Given the length of her tenure at the NYPD, it was reported that potentially hundreds, if not thousands, of cases would have to be reviewed. In one example, Megalla was accused of labeling a crack pipe positive for cocaine when it actually tested negative because she didn't want to walk to another building to fill out the required paperwork. Megalla's slacking on the job led to a probe by the both the NYPD and the Queens District Attorney's Office.
One year later, a lot of questions remain unanswered about this case. It's not even clear whether Mariem Megalla is back on the job or not. I contacted the NYPD's Public Affairs Office and was told to email my questions to them. No response. I contacted the Queens District Attorney's office and spoke to Helen Peterson who declined to talk about their investigation of the case. I then talked to several reporters who had covered the story and most everyone seemed like they were in the dark about current news of it. Although one reporter told me that he thought Megalla is back on duty full-time.

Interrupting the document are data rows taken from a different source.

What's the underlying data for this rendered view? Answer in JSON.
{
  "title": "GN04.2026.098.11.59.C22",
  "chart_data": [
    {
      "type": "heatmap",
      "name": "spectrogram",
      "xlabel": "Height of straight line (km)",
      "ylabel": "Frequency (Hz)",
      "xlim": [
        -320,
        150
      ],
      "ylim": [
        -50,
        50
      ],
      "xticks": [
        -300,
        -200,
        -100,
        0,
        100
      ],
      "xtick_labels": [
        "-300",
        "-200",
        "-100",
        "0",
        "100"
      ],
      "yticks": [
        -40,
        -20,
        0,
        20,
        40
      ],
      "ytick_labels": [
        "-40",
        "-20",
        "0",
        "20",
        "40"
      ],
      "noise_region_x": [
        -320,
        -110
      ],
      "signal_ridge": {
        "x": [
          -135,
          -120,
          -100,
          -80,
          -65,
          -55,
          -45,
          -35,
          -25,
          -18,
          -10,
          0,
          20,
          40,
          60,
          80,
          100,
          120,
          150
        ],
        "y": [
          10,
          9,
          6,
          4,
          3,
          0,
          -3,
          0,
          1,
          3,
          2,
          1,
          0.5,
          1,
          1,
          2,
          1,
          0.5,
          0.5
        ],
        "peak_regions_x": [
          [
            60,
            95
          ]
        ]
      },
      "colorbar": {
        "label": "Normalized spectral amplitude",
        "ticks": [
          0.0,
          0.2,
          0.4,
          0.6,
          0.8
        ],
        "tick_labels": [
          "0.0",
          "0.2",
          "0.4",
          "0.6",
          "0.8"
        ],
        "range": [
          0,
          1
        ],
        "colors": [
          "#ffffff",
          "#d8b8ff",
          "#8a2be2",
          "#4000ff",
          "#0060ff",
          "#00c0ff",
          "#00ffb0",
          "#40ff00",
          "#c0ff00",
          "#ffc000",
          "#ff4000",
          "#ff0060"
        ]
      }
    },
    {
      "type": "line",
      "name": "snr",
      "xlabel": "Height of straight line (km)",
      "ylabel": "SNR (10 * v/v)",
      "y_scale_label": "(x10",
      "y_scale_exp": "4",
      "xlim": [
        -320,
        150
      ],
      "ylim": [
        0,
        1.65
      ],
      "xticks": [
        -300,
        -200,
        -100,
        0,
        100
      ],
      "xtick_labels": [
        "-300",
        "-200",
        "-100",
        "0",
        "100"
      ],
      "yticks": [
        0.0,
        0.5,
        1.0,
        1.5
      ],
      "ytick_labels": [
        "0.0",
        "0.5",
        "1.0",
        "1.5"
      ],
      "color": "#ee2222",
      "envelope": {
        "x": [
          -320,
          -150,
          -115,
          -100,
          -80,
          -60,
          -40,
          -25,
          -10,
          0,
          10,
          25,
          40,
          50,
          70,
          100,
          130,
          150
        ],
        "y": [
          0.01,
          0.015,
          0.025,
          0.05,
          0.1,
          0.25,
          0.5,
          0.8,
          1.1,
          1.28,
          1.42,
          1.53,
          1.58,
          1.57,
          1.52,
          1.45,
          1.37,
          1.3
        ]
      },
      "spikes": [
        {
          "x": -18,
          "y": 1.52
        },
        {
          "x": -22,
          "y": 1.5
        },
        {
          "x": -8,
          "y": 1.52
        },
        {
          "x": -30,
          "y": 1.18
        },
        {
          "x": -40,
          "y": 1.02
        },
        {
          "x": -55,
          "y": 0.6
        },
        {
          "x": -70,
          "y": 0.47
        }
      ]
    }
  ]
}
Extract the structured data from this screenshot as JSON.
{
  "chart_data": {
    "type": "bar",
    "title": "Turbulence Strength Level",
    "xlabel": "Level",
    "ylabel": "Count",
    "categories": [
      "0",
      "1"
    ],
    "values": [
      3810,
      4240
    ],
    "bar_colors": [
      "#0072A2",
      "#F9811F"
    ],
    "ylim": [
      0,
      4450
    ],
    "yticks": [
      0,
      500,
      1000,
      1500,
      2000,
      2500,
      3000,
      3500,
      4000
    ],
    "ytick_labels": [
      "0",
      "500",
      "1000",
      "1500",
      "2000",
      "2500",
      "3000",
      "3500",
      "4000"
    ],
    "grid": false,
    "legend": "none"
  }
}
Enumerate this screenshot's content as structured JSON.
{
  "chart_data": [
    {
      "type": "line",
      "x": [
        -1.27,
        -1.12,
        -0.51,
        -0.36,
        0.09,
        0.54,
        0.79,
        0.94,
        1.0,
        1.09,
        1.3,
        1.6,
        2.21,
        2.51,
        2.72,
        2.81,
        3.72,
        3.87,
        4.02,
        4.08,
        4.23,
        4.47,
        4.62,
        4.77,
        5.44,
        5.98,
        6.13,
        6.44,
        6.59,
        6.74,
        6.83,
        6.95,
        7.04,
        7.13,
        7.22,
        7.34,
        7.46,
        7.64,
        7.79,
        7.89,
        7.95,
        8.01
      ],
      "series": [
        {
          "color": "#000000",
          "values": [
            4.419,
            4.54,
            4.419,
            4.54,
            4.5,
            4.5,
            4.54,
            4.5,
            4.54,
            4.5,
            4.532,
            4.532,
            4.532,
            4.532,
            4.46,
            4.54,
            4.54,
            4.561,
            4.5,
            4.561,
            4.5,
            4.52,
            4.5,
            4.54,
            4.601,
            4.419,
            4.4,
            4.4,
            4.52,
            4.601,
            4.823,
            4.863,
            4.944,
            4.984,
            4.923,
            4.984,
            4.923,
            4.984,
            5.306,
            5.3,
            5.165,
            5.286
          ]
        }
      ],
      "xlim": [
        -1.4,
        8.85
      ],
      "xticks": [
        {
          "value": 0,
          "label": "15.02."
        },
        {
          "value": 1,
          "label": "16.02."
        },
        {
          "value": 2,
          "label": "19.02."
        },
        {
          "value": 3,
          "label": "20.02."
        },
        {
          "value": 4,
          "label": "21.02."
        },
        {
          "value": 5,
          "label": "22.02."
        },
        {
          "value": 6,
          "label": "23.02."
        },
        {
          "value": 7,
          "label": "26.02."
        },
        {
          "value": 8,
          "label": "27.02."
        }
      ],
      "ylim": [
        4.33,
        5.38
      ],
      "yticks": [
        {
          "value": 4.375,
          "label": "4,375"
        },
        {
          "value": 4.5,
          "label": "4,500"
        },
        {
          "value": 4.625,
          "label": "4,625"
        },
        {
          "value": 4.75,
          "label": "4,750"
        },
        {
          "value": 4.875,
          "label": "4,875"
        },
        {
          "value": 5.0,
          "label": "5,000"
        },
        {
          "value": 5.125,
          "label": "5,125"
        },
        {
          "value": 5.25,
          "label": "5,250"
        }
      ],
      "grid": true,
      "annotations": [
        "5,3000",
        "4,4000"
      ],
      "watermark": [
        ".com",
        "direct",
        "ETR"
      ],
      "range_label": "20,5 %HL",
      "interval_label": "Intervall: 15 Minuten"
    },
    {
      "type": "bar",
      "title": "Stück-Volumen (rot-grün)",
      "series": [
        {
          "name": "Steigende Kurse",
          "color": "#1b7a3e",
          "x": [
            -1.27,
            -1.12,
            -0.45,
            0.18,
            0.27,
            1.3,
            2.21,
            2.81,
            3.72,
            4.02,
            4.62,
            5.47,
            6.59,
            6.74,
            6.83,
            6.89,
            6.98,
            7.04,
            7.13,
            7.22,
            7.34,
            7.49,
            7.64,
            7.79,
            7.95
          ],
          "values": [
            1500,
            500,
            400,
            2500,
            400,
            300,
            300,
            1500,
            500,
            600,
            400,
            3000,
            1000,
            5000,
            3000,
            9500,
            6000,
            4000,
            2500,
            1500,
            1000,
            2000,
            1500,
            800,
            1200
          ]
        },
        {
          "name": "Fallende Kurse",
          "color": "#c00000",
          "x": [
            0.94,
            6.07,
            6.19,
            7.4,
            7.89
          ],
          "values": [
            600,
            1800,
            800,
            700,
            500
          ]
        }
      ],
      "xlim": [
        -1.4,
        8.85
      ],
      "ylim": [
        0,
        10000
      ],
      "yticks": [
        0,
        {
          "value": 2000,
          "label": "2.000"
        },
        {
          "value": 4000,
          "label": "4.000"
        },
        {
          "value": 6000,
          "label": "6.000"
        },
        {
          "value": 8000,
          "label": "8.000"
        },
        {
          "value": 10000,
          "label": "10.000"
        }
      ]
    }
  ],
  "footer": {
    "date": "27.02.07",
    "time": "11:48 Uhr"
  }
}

The public has a right to know the outcome of this investigation. There's a possibility that thousands of people's lives were adversely affected by Megalla's actions, and the absence of any real information after an entire year is suspicious, at best. Especially when you consider the very different outcome of a similar case in nearby Nassau:
Recently, it was pointed out that 3,000 convictions were in question due to possible tainted evidence in the Nassau County crime lab. After a flurry of press coverage, District Attorney Kathleen Rice responded to the discovery in the same way the NYPD did in the Magella case -- by making a public announcement of a meeting with top-level officials to deal with the issue. But that's where the similarity stops. In the Nassau County crime lab case, Governor Andrew Cuomo quickly intervened and appointed State Inspector General Ellen Biben to lead an investigation, which led to the lab's demise. In turn, Rice was compelled to send letters to hundreds of potential defendants which eventually led to many filing motions to overturn their convictions.
But in the Megalla case it seems to be totally the opposite. Recently, I was contacted by Diana Collins, whose son is in NY state prison serving an eight-year sentence for possession of less than one gram of crack. D' Juan Collins was sentenced in 2008 and has been fighting his conviction ever since. He claims to be wrongfully convicted, and has been denied exculpatory evidence by the NYPD that would show Megalla's mishandling of the drugs used to convict him. But far worse for him than his sentence is the fact that he is now in jeopardy of losing parental rights to his four-year-old son Isaiah, who is currently in foster care. My question is how many D' Juan Collinses have been denied evidence that could be used to challenge their convictions?
The NYPD needs to alert the public to the outcome of the Mariem Megalla case and assure that justice has been served.